Mi tía Elisa nunca tuvo mucha suerte con sus novios. El primero, el que se echó en el pueblo, acabó dejándola cuando se dio cuenta de que la economía familiar era menos boyante de lo que él pensaba. Mis abuelos paternos, que gozaban de cierta prosperidad antes de la guerra, habían acabado sufriendo los inconvenientes de haber permanecido fieles al bando republicano. Aunque pudieron salvar el pellejo, en algunos casos in extremis y recurriendo a todos sus contactos, sus negocios acusaron el desastre y se vieron obligados a cerrar poco a poco las tiendas de ultramarinos que regentaban. Y varios de sus hijos no tuvieron más remedio que emigrar. Mi tía se vino a Madrid, donde con tanto trabajo por buscarse la vida no pudo dedicarle mucho tiempo a los asuntos del corazón.

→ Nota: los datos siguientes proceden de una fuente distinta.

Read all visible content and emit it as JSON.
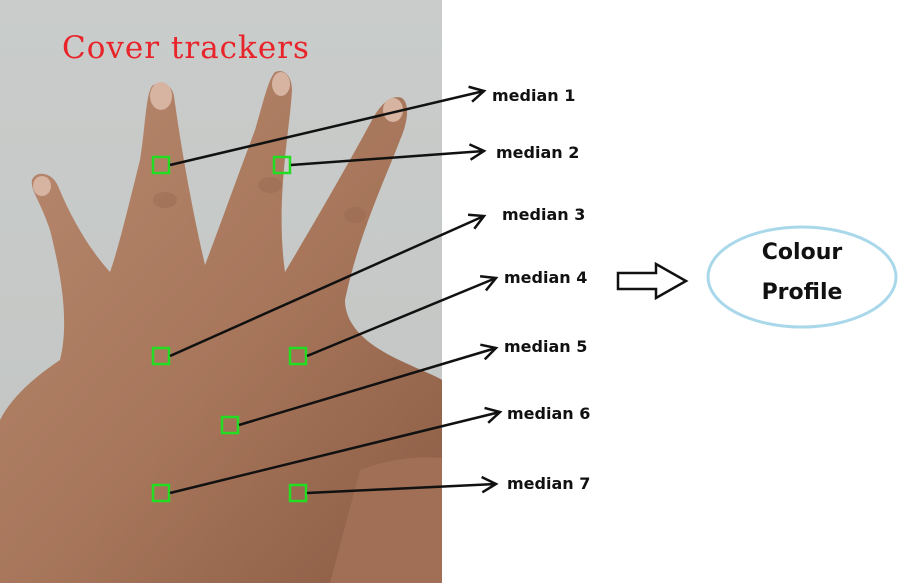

Durante los primeros días de su estancia en Nueva York tuvo un enfrentamiento con la actriz decadente, para la que hacía de modista, por lo infame de las comidas en América. Mi tía le advirtió de que había ido a NY a trabajar y no a pasar hambre, y como era una excelente cocinera se ofreció a hacer la comida por el mismo sueldo. Eso le permitió conocer a un carnicero hispano que ya desde el primer día le ofrecía los mejores cortes y que a las pocas semanas acabó pidiéndole una cita. A mi tía le gustaba aquel chico pero, al final, se dio cuenta de que pasar toda su vida en una ciudad donde hacía tanto frío, y además los termómetros engañaban, no le compensaba. Así que cuando reunió unos ahorros decidió regresar a Madrid y comprarse una casa. Tenía treinta y ocho años.
Al poco de llegar, mi tía acudió a una tienda de muebles de su barrio para comprar una cama. Le dijo al dependiente que quería una de "madre e hija", de esas que también se llaman de "matrimonio cariñoso", y el muchacho intentó convencerla de que por un poco más se podía comprar una de matrimonio. "¿Y para qué quiero yo una cama tan grande si estoy soltera?", le dijo mi tía. El gerente de la tienda, que les estaba escuchando, se acercó y le dijo que nunca se sabía lo que le podía deparar el destino. Al final mi tía cambió de opinión y salió de la tienda, media hora después, con una cama de matrimonio y una cita con el gerente para la tarde siguiente.
El mismo día que cumplía cuarenta años se casaron y formaron una pareja bien avenida. Viajaron por España todo lo que no habían viajado antes y siempre estaban contentos. Se lamentaban de no poder tener hijos, pero la naturaleza no perdona y acabaron aceptándolo. Cuando iban a celebrar su noveno aniversario a mi tío le diagnosticaron un cáncer en la cabeza. Murió seis meses después.
Y así concluyó la vida amorosa de mi tía que volvió a emplearse como modista, contratada esta vez por una dama que nada tenía que ver con el mundo de la farándula.